À l’issue d’une vérification de performance portant sur la période du 1er janvier 2022 au 30 septembre 2025, le Bureau du Vérificateur Général (BVG) a identifié plusieurs insuffisances susceptibles d’affecter l’efficacité des actions de l’Institut National de Santé Publique (INSP). Gouvernance, surveillance épidémiologique, gestion des ressources humaines et politique Genre figurent parmi les principaux domaines concernés. Le rapport préconise une série de mesures correctives visant à améliorer le fonctionnement de l’établissement et à renforcer sa capacité à remplir ses missions de santé publique.
Les principales constatations et les recommandations formulées pour corriger les lacunes identifiées se présentent comme suit :
L’équipe de vérification a constaté que le fonctionnement peu efficace des organes d’administration et de gestion compromet l’atteinte des objectifs de l’INSP. Ces insuffisances portent sur la non-fixation des orientations générales de l’INSP par le Conseil d’Administration (CA) ; la non-tenue de toutes les sessions du CA ; la non-élaboration des rapports annuels du CA ; la non-soumission de certains actes d’administration et de gestion à l’autorisation ou à l’approbation expresse de l’autorité de tutelle ; la non-consultation du Comité Scientifique et Technique sur certains actes et documents avant leur adoption ; la non-consultation du Comité de Gestion sur certains actes de gestion ; la non-soumission dans les délais règlementaires des projets de budgets à l’approbation du CA.
Elle a recommandé au Président du Conseil d’Administration de l’INSP de veiller à la fixation des orientations générales de l’INSP par le CA ; de veiller à la tenue régulière des sessions du CA ; de veiller à l’élaboration des rapports annuels du CA et à leur soumission à l’approbation du Ministre de tutelle.
Au Directeur Général de l’INSP, l’équipe de vérification a demandé de soumettre à son département de tutelle tous les actes administratifs et de gestion dont l’approbation expresse est requise ; de consulter obligatoirement le Comité Scientifique et Technique sur les documents qui nécessitent cette consultation ; de consulter le Comité de gestion sur les documents qui nécessitent son avis et de soumettre les documents budgétaires à l’approbation du CA dans le délai requis.

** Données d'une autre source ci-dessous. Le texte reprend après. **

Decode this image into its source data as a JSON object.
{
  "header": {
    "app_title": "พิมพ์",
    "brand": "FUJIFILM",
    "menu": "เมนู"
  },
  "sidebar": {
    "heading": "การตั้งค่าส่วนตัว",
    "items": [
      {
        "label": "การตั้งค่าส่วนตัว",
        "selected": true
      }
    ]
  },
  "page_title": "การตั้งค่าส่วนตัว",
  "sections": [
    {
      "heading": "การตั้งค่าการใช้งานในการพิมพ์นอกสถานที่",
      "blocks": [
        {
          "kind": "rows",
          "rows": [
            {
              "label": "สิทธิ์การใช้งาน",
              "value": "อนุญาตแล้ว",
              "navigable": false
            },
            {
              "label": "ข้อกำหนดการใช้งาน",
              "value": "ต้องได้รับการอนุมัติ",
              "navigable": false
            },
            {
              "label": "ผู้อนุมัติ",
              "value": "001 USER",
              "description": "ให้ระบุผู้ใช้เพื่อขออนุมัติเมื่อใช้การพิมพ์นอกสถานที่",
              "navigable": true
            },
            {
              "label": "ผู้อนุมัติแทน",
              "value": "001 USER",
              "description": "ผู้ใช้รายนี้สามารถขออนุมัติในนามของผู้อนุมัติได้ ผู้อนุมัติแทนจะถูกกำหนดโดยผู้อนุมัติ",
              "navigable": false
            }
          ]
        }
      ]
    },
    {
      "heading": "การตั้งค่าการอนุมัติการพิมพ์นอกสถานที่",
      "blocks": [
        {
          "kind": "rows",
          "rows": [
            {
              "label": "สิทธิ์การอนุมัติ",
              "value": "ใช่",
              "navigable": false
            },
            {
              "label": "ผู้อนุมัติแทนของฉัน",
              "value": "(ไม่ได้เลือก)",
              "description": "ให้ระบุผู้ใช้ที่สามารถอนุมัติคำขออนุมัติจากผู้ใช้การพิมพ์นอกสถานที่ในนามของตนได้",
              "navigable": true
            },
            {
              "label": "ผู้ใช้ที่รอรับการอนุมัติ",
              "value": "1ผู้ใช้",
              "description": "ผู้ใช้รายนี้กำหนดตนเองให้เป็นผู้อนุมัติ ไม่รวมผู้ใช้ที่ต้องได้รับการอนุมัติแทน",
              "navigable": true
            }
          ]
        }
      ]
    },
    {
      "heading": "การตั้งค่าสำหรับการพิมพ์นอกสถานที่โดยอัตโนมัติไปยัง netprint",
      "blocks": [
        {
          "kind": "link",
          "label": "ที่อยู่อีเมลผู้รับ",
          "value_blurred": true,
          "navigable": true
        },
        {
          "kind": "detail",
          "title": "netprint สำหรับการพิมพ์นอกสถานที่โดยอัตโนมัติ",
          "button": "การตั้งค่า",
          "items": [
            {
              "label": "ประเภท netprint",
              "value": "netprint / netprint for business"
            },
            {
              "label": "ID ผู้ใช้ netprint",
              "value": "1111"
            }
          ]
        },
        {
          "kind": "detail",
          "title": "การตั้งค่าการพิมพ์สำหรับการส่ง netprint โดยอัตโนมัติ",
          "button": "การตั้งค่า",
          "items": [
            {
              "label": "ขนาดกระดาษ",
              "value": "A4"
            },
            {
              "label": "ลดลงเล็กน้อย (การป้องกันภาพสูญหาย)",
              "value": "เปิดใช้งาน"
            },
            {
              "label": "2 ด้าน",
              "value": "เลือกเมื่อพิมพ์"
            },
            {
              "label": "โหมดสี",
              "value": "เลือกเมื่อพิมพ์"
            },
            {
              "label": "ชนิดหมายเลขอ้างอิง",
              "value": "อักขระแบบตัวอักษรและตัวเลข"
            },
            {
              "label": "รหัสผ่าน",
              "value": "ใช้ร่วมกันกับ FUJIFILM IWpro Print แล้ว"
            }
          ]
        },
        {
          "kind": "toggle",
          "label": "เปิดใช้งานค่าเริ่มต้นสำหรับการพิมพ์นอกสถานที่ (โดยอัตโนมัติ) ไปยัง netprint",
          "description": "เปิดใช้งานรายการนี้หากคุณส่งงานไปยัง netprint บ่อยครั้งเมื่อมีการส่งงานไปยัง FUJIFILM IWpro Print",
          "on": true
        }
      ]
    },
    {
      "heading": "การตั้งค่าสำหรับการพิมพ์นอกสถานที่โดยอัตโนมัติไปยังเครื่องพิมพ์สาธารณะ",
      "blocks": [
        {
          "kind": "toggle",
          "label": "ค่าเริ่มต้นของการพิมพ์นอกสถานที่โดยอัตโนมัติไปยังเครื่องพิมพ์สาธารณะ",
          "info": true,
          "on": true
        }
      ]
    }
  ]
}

Gestion du système de veille sanitaire et de la surveillance épidémiologique
La mission a constaté que les lacunes dans la gestion du système de veille sanitaire compromettent l’efficacité de l’INSP à renforcer les capacités nationales en matière de qualité des analyses biomédicales, de biosécurité et de bio sureté. Ces lacunes sont relatives au déficit d’approvisionnement en réactifs pour les examens de confirmation et de diagnostic de routine ; à la faiblesse du nombre de paramètres de surveillance soumis à une évaluation externe de la qualité des analyses et à la non-soumission des paramètres de diagnostic de routine à une évaluation externe de la qualité des analyses.
Il a été recommandé au Directeur Général de l’INSP de mettre en place un mécanisme de financement sur ressources internes pour l’achat des réactifs ; de mettre en place un système informatisé de gestion des stocks intégrant des seuils d’alerte, un suivi en temps réel et des procédures normalisées de gestion en vue de prévenir les ruptures, les pertes et les erreurs d’inventaire ; de soumettre l’ensemble des paramètres de surveillance et de diagnostic de routine à une évaluation externe de la qualité des analyses.
Gestion des ressources humaines
L’équipe de vérification a constaté que la gestion des ressources humaines de l’INSP ne favorise pas son fonctionnement efficace. Ces insuffisances sont relatives à la mauvaise tenue des dossiers du personnel contractuel et à l’inefficacité dans la gestion des postes à pourvoir.
Il a été recommandé au Directeur Général de l’INSP de pourvoir régulièrement les postes prévus dans le cadre organique.
Quant au Chef de Service des Ressources Humaines de l’INSP, il devrait veiller à la bonne tenue des dossiers du personnel.
Mise en œuvre de la politique Genre
L’équipe de vérification a constaté que la politique de promotion du Genre, notamment celle des femmes dans les fonctions nominatives, est mise en œuvre à l’INSP. Toutefois, la composition de certains comités, à travers des nominations peu inclusives, est susceptible d’atténuer cette performance.
Elle a recommandé au Ministre chargé de la Santé de veiller au respect de la proportion minimale de personnes de l’un ou de l’autre sexe dans les nominations au sein du Comité Scientifique et technique et du Comité d’éthique de l’INSP.